Sunday, 5 May 2013

Tingkat Pengetahuan Ibu Hamil Tentang Pendarahan Pada Kehamilan Muda



BAB I
PENDAHULUAN
A.                Latar Berlakang.
Indonesia sebagai salah satu negara sedang berkembang banyak mengalami masalah dibidang kesehatan diantaranya derajat kesehatan. Terutama derajat kesehatan Ibu dan Anak sebagai kelompok penduduk yang rawan dan rentan. Oleh sebab itu, perlu diupayakan penurunan angka kematian ibu dan bayi (Depkes RI, 2004).
Seorang wanita yang sedang hamil harus lebih waspada dengan apa yang terjadi pada dirinya karena banyak sekali kondisi-kondisi yang mengancam pada kehamilan. Tidak sedikit juga ibu yang mengeluhkan perdarahan pada trimester atau 3 bulan pertama kehamilannya. Yang akan kita bicarakan di sini adalah perdarahan yang terjadi pada saat seorang ibu hamil muda. Perdarahan yang terjadi saat hamil muda disebabkan oleh beberapa hal, antara lain keguguran (abortus), kehamilan di luar kandungan (Kehamilan Ektopik Terganggu), ataupun hamil anggur. Meskipun tanda dan gejala yang sama dari ketiga penyakit itu adalah perdarahan, ada gejala lain yang mesti kita ketahui tentang masing-masing kasus tersebut. (Muchtar, 2007).
Kasus pendarahan pada masa kehamilan adalah salah satu yang paling ditakuti. Padahal, para ibu hamil sebenarnya tidak perlu terlalu cemas bila pendarahan itu terjadi. Sebab, tidak semua pendarahan dapat membahayakan janin atau sang ibu. Kasus pendarahan pada masa kehamilan sangat bervariasi. Mulai pendarahan dengan jumlah yang sangat sedikit (vlek) sampai pendarahan hebat dengan gumpalan dan disertai kram perut. pendarahan pada kehamilan dapat dibagi menjadi dua. Yaitu pendarahan pada kehamilan usia muda dan tua (ante partum). Batas teoretis antara kehamilan itu adalah usia janin 22 minggu. Ini mengingat kemungkinan hidup janin di luar uterus.
Hal  medis yang perlu dipertimbangkan dalam pendarahan usia muda. Yaitu keguguran (abortus) dan kehamilan di luar kandung rahim.

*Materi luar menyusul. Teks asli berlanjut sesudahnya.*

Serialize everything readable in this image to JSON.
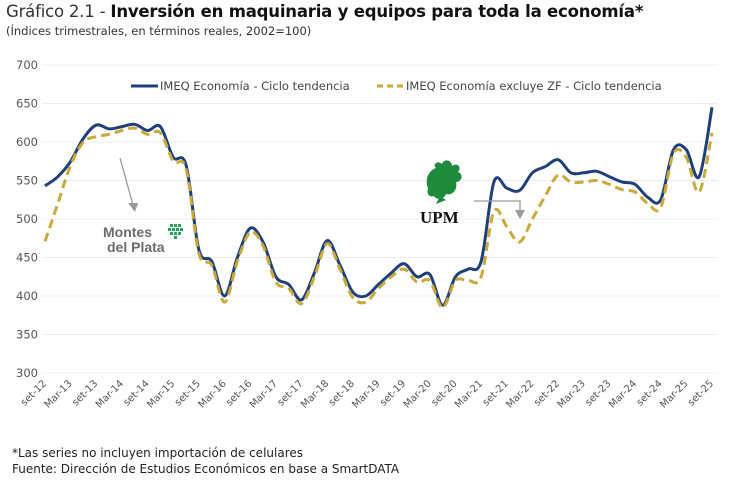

Kemungkinan mengalami keguguran jika pendarahan cukup parah, biasanya sering disertai kram pada perut. Kadang juga disertai keluarnya bekuan darah atau jaringan fetus (Winkjosastro, 2008)

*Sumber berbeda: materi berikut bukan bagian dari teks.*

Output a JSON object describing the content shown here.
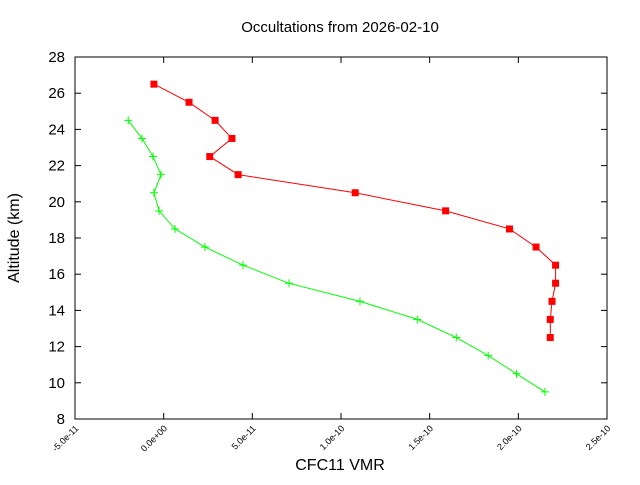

Berdasarkan penelitian WHO (Woldh Health Organization) di seluruh dunia terdapat kematian ibu sebesar 500.000 jiwa / tahun  dan kematian bayi khususnya neonatus sebesar 10.000.000 jiwa/tahun. Kematian maternal dan bayi tersebut terjadi terutama di Negara berkembang sebesar 99 %. Walaupun jumlah sangat besar, yang menarik perhatian karena kejadian tersebar  (Sporadis), berbeda dengan kematian yang terjadi akibat banjir, tanah longsor, bencana alam lainnya atau korban kecelakaan. Sebenarnya kematian ibu dan bayi mempunyai  peluang yang sangat besar untuk dihindari dengan meningkatkan kerja sama antara pemerintah dan swasta serta badan pemerintah lainnya (Manuaba, 2008).
Menurut Survey Demografi dan Kesehatan Indonesia (SDKI) tahun  2002 – 2003, angka kematian bayi (AKB) di Indonesia mengalami penurunan dari 46 per 1000 kelahiran hidup (SKDI 1997) menjadi 35 per 1.000 kelahiran hidup (SDKI 2003). Sedangkan kematian ibu  (AKI) juga mengalami penurunan  dari 421 per 100.000 kelahiran hidup pada tahun 1992 menjadi 307 per 100.000 kelahiran hidup pada tahun 1998-2003. Angka Kematian Ibu ( AKI) di Indonesia masih merupakan yang tertinggi di Asia Tenggara  yaitu 334 per 100.000 kelahiran hidup tahun  2005. (Profil Kesehatan Indonesia ,2008 ).
Derajat kesehatan masyarakat dapat diukur dengan berbagai indikator diantaranya adalah umur harapan hidup seseorang, angka kematian bayi (AKB) dan angka kematian ibu (AKI).